In just a few days, on October 27, 2011, Ed Hays and I will be presenting a program along with Barry S. Engel at the 31st Annual Southern California Tax & Estate Planning Forum (SCT&EP) in San Diego. The program focuses on the intersection of trust law and bankruptcy. Mr. Engel is a nationally recognized asset protection attorney based in Colorado and should offer an interesting counterpoint to our bankruptcy perspective on this topic. The title of our program offers insight into the basic tension that exists between estate planning and creditors’ collection rights.
Trust laws offer tangible estate and tax planning benefits, not the least of which is protection from creditors and bankruptcy trustees, in certain circumstances and to a certain extent, through valid spendthrift provisions. The priorities of good estate planning, however, are sometimes at odds with the goals of the Bankruptcy Code, which not only limits the protections of spendthrift provisions in accordance with applicable non-bankruptcy law, but deals harshly with debtors’ efforts to protect their assets from creditors—even if those efforts took place long before the bankruptcy was filed. The state and federal laws which are meant to fairly balance the rights of creditors and debtors extend into bankruptcy, making trusts one of the more fascinating issues we face, both in our firm’s capacity as counsel for debtors and creditors and, for me, as a trustee.

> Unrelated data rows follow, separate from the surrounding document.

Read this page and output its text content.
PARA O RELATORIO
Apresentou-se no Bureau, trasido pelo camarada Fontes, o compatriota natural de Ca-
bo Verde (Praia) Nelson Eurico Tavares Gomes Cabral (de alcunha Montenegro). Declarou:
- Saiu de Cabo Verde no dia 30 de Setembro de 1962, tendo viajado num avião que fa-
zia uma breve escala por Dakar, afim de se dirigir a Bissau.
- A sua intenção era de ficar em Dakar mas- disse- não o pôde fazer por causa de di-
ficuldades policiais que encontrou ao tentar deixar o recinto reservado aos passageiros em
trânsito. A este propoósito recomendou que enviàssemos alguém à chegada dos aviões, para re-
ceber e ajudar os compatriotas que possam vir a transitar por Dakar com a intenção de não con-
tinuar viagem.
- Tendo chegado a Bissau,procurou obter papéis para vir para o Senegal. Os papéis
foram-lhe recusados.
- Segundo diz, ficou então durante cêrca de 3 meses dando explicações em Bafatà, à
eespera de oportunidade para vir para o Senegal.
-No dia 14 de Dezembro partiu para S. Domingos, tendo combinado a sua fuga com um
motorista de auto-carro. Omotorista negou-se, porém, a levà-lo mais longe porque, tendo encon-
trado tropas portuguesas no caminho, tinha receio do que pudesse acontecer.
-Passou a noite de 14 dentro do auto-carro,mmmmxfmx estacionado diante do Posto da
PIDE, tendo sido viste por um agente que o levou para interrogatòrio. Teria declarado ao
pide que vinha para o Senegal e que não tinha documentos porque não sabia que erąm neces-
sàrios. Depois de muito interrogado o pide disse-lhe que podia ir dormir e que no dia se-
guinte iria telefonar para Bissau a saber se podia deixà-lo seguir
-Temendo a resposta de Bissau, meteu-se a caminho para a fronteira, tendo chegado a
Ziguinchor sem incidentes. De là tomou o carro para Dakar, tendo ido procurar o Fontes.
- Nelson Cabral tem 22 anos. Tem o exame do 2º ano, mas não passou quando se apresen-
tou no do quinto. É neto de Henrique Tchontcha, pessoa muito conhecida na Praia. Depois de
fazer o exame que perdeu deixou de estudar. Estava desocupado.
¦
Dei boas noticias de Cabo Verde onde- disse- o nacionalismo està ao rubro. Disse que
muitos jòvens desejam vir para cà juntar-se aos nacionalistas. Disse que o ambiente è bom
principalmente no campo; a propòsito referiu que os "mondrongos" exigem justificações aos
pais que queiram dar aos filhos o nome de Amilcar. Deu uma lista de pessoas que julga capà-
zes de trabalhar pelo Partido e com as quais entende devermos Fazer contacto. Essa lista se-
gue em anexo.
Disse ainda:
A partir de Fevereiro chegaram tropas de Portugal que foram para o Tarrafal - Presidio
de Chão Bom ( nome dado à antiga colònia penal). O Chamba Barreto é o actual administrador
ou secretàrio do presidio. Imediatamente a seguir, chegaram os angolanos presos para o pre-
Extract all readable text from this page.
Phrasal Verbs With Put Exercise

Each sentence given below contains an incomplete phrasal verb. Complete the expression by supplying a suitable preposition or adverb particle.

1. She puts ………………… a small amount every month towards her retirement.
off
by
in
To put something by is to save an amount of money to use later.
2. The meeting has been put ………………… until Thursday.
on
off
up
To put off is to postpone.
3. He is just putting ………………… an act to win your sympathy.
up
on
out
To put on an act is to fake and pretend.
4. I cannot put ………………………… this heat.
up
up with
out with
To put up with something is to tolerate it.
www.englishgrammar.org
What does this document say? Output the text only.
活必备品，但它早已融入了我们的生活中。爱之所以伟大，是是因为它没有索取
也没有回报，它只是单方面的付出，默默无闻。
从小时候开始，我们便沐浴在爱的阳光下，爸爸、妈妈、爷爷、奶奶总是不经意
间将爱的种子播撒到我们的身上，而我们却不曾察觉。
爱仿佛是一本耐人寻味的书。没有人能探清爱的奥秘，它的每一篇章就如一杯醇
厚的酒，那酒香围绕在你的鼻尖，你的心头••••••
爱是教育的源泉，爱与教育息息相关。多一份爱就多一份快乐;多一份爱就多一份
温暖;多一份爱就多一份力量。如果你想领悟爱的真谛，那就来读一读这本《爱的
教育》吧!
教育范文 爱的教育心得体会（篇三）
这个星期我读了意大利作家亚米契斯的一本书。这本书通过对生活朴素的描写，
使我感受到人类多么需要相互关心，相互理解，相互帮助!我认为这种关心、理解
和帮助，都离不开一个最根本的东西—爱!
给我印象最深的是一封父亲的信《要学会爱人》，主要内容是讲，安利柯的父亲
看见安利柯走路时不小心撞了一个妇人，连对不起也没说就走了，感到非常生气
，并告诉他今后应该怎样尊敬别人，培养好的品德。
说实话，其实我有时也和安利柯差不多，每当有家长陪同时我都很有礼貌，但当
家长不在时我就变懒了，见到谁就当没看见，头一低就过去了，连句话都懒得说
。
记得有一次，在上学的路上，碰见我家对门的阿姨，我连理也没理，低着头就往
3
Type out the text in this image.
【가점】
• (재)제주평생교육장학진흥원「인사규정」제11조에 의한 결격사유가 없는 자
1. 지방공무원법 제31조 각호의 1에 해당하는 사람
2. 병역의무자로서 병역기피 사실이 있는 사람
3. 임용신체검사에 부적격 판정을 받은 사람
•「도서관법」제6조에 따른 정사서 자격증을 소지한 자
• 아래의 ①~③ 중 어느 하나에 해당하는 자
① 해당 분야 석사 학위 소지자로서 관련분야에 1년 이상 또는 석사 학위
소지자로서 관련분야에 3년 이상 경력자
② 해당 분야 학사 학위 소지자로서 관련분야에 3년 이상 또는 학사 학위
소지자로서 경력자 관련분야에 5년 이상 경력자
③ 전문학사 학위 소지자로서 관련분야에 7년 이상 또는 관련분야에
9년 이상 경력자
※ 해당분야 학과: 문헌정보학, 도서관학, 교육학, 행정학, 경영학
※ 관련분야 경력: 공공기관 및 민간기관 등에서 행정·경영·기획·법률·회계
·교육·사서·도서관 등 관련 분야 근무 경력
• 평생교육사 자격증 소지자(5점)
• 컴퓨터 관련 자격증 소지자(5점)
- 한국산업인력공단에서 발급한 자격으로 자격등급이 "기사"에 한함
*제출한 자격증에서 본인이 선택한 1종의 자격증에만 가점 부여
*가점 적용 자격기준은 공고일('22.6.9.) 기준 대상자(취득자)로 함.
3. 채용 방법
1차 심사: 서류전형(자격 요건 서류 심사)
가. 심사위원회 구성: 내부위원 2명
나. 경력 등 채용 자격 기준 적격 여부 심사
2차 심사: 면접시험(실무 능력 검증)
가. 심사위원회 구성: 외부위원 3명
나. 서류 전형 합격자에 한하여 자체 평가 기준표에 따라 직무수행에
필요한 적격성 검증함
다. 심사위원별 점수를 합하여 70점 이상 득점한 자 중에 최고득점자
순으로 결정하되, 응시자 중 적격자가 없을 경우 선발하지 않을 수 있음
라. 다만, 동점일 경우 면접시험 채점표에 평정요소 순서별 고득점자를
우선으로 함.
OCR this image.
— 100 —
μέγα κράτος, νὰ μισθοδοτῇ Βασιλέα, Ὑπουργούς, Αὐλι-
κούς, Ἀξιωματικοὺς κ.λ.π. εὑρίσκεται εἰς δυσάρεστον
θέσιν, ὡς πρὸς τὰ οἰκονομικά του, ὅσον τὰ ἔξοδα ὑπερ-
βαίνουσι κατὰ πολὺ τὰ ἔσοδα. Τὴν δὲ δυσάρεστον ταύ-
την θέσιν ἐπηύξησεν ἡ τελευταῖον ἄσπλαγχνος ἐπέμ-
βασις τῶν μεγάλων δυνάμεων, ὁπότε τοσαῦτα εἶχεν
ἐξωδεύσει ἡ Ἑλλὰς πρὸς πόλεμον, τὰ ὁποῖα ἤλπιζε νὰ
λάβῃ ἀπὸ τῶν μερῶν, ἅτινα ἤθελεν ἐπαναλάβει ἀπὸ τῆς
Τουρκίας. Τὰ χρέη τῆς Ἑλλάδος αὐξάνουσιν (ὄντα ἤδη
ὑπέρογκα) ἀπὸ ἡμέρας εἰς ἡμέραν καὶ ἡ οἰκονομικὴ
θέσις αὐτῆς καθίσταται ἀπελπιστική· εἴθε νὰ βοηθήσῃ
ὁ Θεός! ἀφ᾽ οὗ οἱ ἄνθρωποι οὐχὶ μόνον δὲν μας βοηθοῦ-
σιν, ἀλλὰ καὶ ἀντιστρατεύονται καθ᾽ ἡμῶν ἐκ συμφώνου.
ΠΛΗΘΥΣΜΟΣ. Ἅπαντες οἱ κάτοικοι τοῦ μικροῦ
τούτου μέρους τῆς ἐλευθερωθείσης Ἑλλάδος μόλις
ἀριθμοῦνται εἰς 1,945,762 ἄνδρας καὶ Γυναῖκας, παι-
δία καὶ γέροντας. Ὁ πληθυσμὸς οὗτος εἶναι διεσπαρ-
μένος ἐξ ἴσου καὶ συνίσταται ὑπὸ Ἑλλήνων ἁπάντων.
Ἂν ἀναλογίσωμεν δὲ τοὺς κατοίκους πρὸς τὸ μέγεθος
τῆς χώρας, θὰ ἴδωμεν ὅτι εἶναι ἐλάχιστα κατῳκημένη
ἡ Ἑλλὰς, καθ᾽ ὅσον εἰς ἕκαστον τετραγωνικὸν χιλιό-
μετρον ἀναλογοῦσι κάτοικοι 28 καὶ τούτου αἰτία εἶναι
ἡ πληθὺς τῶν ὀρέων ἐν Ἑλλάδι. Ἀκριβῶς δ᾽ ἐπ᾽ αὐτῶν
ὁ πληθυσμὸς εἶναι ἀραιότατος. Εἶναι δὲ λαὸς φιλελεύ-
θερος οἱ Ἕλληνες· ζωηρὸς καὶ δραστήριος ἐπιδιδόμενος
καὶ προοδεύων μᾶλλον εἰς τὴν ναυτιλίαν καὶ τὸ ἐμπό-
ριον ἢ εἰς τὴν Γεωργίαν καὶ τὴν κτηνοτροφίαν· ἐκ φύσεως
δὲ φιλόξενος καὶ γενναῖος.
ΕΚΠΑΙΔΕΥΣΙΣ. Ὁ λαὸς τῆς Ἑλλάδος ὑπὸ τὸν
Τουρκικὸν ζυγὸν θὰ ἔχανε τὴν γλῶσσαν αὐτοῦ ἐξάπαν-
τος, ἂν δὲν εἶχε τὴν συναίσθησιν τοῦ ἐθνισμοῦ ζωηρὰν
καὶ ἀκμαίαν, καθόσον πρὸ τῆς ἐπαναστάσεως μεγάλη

As a bankruptcy trustee—and “wolf” in the eyes of debtors hoping to rely on trust protections—I use these laws to test when and whether trust interests become property of a bankruptcy estate. See When Are Spendthrift Trust Interests Property of the Estate. I also analyze whether and to what extent any spendthrift provisions will protect such trust interests, shielding them from collection or turnover to a trustee in whole or in part. See When Are Spendthrift Trust Interests Property of the Estate? – Part 2. I’m also cognizant that self-settled trusts and revocable trusts present opportunities for a bankruptcy estate of which I am the representative to recover assets: such trusts generally do not offer significant protections in bankruptcy. E.g., see Schwarzkopf–The Ninth Circuit Allows Bankruptcy Trustee to Reach Assets Held in Two Weathered Trusts.
This is a challenging niche in our insolvency laws, and we look forward to discussing it with one of the professionals who do their best to “keep the wolves from the door.” Ed and I have litigated these issues in the past and are honored to speak on these topics at the invitation of the SCT&EP.